When Google introduced a similar chatbot a few weeks later, it began spouting nonsensical facts about the James Webb telescope. The next day, Microsoft’s Bing chatbot provided all sorts of false information about the Gap, Mexican nightlife, and singer Billie Eilish. In March, ChatGPT referenced six non-existent court cases while drafting a 10-page legal brief for a lawyer to submit to a federal judge in Manhattan.
A new startup called Vectara, led by former Google employees, is now working to determine how frequently chatbots provide inaccurate information. The company’s research suggests that even in situations designed to prevent it, chatbots create false information at least 3% of the time – and as high as 27%.

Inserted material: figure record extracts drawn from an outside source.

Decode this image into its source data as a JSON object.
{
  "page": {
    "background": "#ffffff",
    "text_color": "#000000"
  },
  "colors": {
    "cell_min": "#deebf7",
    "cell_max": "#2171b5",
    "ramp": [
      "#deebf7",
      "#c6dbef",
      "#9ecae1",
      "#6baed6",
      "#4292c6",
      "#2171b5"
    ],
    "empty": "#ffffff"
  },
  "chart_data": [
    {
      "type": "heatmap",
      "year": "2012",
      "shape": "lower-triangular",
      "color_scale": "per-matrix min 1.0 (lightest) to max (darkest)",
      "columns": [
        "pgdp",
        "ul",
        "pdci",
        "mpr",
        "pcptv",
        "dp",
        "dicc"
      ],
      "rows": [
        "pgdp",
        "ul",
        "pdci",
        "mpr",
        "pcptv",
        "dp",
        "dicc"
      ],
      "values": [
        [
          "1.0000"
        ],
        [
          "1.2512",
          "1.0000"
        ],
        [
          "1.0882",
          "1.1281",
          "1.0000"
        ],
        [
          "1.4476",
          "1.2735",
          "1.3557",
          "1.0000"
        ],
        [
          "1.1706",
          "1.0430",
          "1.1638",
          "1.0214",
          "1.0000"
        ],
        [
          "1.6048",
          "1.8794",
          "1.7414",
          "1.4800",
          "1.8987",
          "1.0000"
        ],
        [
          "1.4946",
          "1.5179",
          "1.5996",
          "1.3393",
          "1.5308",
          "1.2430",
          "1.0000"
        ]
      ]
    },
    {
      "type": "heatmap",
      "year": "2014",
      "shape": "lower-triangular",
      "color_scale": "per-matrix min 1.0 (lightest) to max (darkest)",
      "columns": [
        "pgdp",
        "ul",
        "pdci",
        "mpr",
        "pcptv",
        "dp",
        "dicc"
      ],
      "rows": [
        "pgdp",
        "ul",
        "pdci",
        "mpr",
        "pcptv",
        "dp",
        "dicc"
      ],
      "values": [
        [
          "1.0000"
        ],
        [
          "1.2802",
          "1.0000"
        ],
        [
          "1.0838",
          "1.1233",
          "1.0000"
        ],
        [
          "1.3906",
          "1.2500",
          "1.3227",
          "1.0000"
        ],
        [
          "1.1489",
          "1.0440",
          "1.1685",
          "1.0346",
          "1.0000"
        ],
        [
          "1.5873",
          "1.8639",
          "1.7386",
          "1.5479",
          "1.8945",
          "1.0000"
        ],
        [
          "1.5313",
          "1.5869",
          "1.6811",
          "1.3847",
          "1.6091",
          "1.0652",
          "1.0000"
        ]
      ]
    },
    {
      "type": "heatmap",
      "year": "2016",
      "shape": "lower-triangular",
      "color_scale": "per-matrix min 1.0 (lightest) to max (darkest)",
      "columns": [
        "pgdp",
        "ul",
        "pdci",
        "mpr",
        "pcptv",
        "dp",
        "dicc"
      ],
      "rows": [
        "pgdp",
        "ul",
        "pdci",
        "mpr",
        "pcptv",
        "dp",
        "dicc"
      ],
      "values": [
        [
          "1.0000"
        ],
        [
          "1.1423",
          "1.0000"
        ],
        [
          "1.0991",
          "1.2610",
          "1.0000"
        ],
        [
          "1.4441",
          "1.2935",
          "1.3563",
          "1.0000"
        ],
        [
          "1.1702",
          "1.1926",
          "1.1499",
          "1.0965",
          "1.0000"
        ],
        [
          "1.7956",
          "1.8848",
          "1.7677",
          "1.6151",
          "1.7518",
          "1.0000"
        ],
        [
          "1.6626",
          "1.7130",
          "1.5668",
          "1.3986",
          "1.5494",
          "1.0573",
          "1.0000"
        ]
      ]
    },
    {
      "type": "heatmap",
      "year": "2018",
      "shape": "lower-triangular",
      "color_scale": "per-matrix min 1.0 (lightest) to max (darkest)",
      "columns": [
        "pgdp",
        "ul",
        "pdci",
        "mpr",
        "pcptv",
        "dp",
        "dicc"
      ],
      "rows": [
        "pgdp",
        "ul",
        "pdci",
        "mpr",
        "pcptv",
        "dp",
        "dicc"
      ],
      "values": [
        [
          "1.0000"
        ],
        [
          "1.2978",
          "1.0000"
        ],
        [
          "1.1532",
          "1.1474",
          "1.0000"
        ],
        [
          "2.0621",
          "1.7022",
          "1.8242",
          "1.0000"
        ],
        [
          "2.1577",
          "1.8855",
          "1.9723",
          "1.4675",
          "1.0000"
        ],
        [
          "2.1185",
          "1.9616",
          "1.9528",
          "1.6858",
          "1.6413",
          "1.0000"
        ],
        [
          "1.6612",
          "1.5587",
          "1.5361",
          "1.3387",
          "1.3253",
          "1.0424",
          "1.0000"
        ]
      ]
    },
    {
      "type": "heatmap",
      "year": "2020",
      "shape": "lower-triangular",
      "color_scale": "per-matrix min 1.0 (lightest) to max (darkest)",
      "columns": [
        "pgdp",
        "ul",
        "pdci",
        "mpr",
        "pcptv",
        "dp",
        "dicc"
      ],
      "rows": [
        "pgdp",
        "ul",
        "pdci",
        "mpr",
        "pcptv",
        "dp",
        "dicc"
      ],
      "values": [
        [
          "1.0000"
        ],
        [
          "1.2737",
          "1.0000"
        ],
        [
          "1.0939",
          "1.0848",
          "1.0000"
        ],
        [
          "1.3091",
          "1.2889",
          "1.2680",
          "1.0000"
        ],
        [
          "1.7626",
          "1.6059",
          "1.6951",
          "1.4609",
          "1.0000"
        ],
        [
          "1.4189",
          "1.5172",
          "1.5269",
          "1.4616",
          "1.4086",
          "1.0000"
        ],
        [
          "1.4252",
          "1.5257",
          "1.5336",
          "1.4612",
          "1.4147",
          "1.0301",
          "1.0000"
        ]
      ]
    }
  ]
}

This chatbot behavior, which experts call “hallucination,” can be a serious issue for anyone using this technology with court documents, medical information, or sensitive business data. Due to their ability to respond to requests in numerous ways, it is nearly impossible to definitively determine the frequency at which they “hallucinate.” According to Simon Hughes of Vectara, you would have to look at all of the world’s information to do so.
Research from Vectara revealed that these hallucination rates vary widely among leading AI companies. OpenAI’s technologies had the lowest rate at around 3%, while systems from Meta, which owns Facebook and Instagram, averaged around 5%. However, a Google system, Palm chat, had the highest rate at 27%. Vectara hopes that their publicly-shared methods will drive efforts across the industry to decrease hallucination rates.
Nonetheless, reducing the problem is challenging. These chatbots, which work on a form of AI called large language models (LLMs), operate on the basis of learning from enormous amounts of text data, and they rely on probabilities. This, in turn, can lead to inaccurate or false information being provided to users.
In light of these findings, the team from Vectara warns people to be wary of information from chatbots and the technology sold by companies like Vectara, which is offering this kind of technology for business use.
Despite efforts to minimize the problem, researchers caution that chatbot hallucination is a complex issue. Even languages models used to check the accuracy of summaries can make mistakes, because they too, operate on the basis of probabilities.
In conclusion, Vectara’s research suggests that while chatbots offer many benefits, they still need to find ways to minimize the likelihood of hallucination and minimize the spread of false information.